Na razie konsekwentnie pracuje i co jakiś czas chwali się swoimi produkcjami na YT. Pierwsze utwory były kameralne, spokojne, ale „wrzucony” kilka dni temu „Czasami Uśmiech Nie Wychodzi” to już fajny rock. I to na poziomie!

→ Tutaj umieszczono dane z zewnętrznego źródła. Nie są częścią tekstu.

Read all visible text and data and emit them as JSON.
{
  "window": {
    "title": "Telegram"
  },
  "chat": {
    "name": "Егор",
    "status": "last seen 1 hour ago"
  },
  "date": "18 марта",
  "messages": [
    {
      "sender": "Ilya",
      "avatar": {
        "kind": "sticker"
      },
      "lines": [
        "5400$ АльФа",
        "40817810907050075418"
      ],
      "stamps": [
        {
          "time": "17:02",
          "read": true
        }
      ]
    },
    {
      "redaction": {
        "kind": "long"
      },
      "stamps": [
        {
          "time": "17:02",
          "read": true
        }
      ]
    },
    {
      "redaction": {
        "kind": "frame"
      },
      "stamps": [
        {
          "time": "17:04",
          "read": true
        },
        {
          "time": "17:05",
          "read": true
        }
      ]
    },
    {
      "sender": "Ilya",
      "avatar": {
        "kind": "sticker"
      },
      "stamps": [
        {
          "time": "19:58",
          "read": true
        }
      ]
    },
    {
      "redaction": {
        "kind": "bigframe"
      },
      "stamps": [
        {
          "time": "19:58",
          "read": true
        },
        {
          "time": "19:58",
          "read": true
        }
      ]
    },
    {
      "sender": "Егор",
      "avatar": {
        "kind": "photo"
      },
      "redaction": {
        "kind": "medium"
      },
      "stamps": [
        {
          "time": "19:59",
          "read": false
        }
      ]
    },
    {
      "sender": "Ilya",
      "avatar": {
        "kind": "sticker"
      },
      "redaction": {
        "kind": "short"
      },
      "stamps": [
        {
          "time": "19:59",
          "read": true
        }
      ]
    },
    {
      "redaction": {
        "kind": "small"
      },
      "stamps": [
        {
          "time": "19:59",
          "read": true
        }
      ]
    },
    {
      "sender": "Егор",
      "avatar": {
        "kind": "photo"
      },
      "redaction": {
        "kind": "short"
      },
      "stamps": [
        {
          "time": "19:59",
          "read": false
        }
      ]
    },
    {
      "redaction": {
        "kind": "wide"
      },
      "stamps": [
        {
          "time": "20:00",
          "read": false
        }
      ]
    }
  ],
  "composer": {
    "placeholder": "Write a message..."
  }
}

– W zasadzie to wszystko robię sam – mówi Natan Jurkiewicz. – Natomiast na gitarze gra ze mną Mariusz Mroziński i współpracujemy z mobil.studio Lecha Pańczuka. Moja przygoda z komponowaniem zaczęła się jak miałem jakoś 14, 15 lat. Zachwycony muzyką zespołu U2 pomyślałem sobie, że chciałbym tworzyć coś podobnego. Najpierw były to proste kompozycje. Później, jak doszły różne wydarzenia życiowe… zacząłem czerpać z nich inspiracje i tworzyć lepsze kawałki. Na codzień słucham właśnie rocka i mam tu na myśli wciąż U2 ale też coraz częściej słucham polskiej muzyki: Krzystofa Zalewskiego, Dawida Podsiadło. Lubię ballady, ale bardzo chciałbym iść w stronę rocka.Wydanie płyty to w sumie jedno z moich większych marzeń, ale nie jest to takie proste. Myślę o koncertach, jednak na razie zbieram kawałki i skupiam na ulepszania swojej muzyki i możliwości wokalnych.
(msz)
Fot. (arch.NJ)
Ostro
Słabo …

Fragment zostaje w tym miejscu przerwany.